Do premiado autor de Nove noites. Um e-mail recebido imprevistamente abre as portas para a memória de episódios de violência, vergonha, racismo e exclusão. Um pesadelo que opõe questões de identidade a uma versão mais traiçoeira de nossas próprias histórias.
Ao receber uma mensagem de uma antiga amiga de colégio, pedindo que o narrador deste romance escreva o libreto de uma ópera na qual ela está trabalhando, uma fenda parece surgir no presente, trazendo à tona um acontecimento traumático do passado.
No centro dele está Dulce, uma colega de ambos. A partir daí, o livro se desdobra como uma investigação obsessiva -- não apenas sobre o que de fato ocorreu, mas sobre as formas pelas quais contamos e deformamos nossas próprias memórias.
Esse reencontro inesperado -- mediado pela persistente sombra dos "exilados da alma" Alfred Kubin e Oswaldo Goeldi -- reabre feridas e conecta o passado a uma intrincada rede de histórias que atravessam tempos e geografias.
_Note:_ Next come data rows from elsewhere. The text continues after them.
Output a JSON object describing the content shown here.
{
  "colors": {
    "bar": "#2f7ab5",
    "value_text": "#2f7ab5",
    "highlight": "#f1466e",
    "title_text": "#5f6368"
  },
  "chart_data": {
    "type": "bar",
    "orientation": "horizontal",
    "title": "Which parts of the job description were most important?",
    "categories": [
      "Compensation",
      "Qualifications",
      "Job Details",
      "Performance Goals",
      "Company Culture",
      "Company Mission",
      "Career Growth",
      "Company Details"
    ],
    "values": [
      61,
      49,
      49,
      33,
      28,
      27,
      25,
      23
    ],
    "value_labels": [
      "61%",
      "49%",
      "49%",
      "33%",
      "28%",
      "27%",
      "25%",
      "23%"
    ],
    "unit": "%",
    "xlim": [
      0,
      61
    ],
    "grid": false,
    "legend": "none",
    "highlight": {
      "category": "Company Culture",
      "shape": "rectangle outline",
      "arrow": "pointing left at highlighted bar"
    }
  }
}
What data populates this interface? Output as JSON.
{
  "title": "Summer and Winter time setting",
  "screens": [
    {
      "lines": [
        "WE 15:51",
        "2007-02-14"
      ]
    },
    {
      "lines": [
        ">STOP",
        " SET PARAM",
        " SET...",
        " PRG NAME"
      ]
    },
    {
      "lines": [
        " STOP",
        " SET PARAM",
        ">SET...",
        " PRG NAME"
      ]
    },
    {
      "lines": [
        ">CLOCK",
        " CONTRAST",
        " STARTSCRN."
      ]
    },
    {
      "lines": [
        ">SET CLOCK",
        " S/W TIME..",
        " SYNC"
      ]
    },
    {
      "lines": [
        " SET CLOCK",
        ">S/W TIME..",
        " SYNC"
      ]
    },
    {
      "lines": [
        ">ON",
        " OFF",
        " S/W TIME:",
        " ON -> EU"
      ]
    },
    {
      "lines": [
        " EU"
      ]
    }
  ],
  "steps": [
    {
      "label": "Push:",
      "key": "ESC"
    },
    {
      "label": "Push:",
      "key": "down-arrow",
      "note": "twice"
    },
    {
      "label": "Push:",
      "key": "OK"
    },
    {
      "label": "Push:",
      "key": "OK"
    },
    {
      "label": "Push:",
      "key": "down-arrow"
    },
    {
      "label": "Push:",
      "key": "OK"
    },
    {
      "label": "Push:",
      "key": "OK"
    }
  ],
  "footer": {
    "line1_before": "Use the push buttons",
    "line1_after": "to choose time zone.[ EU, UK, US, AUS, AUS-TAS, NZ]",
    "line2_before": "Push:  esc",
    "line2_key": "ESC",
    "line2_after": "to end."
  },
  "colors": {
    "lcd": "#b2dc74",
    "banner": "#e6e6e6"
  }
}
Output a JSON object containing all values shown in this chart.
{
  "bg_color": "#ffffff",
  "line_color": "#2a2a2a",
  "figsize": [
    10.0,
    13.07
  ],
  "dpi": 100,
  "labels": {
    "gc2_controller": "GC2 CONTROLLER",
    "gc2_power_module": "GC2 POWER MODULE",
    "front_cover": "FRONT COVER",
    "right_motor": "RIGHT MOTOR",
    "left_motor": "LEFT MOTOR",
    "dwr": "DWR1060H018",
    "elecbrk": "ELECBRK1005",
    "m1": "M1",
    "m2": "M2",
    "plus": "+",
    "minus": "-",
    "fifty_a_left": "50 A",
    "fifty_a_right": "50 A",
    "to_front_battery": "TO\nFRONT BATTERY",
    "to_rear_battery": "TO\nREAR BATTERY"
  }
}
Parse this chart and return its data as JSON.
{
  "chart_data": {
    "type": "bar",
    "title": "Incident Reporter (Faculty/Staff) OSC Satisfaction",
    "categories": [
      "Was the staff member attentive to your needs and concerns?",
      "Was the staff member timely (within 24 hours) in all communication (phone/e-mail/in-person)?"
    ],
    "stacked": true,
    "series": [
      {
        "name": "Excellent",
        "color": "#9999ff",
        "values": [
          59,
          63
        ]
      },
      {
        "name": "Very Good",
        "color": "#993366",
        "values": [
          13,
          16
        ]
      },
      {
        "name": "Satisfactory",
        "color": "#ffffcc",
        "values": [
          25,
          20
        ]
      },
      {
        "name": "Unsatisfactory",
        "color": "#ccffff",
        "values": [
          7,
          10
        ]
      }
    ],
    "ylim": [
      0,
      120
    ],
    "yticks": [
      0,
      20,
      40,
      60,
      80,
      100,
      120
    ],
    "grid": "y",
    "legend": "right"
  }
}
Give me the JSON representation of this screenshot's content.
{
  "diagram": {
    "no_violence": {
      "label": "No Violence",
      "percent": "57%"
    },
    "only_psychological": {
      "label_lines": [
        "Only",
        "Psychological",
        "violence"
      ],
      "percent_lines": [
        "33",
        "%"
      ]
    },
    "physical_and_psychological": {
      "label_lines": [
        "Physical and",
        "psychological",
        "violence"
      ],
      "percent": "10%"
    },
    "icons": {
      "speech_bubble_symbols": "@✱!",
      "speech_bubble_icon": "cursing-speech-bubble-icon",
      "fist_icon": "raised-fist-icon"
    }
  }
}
Pesadelo dentro do pesadelo, no qual memória e invenção se tensionam continuamente, e reflexão poderosa sobre herança e pertencimento -- mas também sobre os limites da linguagem e sobre tudo aquilo que permanece irredutível à explicação --, Xilocosmos é ele mesmo uma pergunta que paira sobre as imposturas e inversões da "alucinação coletiva à qual estamos mais ou menos sujeitos em diferentes momentos da história, acreditando que lutamos contra a opressão, pela liberdade, pelo outro, e no fundo lutando pelo mesmo, pelo que já conhecemos".